Cidade que eu vi crescer uma geração inteira,
desde os tempos de colégio.
Quanto tempo passou !
A garotada cresceu  e foi cada um pro seu  canto.
Muita  coisa mudou, mas continua provinciana.
Ninguém foi realmente embora.
Quem não lembra de quem  e quem não conhece quem  ?

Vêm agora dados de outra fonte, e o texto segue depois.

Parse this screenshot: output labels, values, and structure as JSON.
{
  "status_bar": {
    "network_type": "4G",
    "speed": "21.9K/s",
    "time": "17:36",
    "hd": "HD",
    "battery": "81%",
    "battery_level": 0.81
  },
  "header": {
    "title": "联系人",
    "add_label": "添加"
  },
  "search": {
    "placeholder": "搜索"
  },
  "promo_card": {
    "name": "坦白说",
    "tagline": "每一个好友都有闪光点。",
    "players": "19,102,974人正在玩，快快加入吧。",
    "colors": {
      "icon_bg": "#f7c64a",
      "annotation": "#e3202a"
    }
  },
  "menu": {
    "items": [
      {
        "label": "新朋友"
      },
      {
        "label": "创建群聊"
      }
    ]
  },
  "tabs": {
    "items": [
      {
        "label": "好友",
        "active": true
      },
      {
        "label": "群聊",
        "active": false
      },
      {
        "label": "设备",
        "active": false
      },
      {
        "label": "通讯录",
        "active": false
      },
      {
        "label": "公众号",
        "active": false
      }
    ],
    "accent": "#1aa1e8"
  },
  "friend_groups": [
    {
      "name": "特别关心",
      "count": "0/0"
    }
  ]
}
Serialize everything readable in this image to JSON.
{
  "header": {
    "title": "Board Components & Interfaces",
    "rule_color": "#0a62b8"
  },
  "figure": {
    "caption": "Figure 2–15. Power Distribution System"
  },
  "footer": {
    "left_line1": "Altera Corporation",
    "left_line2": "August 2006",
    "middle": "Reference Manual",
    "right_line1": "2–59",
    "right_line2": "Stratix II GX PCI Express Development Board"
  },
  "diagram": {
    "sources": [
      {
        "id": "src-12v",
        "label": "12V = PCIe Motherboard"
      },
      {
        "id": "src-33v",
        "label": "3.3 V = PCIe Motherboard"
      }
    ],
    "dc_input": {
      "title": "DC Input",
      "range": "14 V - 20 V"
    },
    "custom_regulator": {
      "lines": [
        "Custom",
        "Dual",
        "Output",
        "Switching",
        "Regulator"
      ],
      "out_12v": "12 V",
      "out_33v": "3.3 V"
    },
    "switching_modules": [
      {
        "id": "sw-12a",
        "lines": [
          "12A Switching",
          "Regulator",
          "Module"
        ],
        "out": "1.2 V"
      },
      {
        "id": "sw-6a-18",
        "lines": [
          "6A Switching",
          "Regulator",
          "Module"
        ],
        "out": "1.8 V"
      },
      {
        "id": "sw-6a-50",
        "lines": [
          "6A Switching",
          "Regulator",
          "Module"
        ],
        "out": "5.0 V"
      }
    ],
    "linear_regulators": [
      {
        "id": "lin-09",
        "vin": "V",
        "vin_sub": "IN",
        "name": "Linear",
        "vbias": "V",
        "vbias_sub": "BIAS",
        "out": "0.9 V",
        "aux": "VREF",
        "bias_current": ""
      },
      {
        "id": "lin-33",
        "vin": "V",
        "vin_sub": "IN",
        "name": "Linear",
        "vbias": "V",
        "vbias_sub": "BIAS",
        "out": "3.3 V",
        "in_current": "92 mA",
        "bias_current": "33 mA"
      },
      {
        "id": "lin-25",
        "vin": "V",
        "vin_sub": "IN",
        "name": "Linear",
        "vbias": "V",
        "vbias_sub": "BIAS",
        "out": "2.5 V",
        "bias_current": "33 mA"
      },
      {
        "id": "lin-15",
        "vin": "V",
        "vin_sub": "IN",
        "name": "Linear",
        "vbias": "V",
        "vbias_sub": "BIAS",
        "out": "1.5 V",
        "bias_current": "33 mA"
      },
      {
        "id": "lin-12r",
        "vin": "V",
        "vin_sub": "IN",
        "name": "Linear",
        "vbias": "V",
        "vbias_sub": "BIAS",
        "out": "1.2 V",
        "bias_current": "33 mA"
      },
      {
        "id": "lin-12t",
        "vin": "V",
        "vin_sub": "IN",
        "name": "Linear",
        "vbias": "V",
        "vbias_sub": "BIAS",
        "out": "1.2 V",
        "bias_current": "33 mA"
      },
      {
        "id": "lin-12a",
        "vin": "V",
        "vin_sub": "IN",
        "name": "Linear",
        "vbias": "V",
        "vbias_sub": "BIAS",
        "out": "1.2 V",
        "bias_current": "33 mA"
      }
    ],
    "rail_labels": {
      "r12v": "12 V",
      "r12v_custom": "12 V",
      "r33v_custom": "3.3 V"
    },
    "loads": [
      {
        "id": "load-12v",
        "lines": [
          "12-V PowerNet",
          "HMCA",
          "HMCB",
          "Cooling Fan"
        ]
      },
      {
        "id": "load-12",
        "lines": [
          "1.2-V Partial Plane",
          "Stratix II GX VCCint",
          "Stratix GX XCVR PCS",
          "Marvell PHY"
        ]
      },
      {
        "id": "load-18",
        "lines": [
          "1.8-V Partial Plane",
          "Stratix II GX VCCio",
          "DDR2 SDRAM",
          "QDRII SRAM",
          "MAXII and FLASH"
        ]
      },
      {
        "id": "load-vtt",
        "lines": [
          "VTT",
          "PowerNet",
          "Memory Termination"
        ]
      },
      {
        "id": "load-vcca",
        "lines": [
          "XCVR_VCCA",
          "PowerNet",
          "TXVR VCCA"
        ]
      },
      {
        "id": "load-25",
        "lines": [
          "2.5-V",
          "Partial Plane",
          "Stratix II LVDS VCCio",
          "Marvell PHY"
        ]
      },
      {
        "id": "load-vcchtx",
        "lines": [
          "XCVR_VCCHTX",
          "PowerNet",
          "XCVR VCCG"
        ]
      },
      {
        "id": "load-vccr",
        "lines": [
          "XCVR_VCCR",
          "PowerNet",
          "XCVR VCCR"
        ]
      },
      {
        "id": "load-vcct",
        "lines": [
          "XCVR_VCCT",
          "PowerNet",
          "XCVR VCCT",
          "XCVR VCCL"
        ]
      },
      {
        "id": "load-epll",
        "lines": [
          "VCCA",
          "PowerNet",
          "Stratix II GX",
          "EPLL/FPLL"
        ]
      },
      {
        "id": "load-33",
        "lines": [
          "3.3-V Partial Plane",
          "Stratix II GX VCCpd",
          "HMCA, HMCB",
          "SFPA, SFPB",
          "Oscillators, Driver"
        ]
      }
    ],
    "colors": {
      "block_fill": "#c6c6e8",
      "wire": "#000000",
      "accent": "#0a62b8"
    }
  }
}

Cidade  provinciana de relações provincianas.
Guarulhos,  para mim,
é uma Igreja no centro que já foi diferente.
É um colégio de padres que já não é de padres.
A Dom Pedro e  Sete :
Uma rua que desce outra que sobe,
uma grande ladeira que me leva prá casa.
E uma estação de subúrbio  que se  transformou numa praça,
onde me sento prá fumar.
Guarulhos,  é isso :
uma cidade. um subúrbio
Um monte de preconceitos e de tramas secretas.
E um amontoado de pessoas vazias.que me olham.
Guarulhos para mim é tudo :
o  primeiro baile, o primeiro amor, o  primeiro porre.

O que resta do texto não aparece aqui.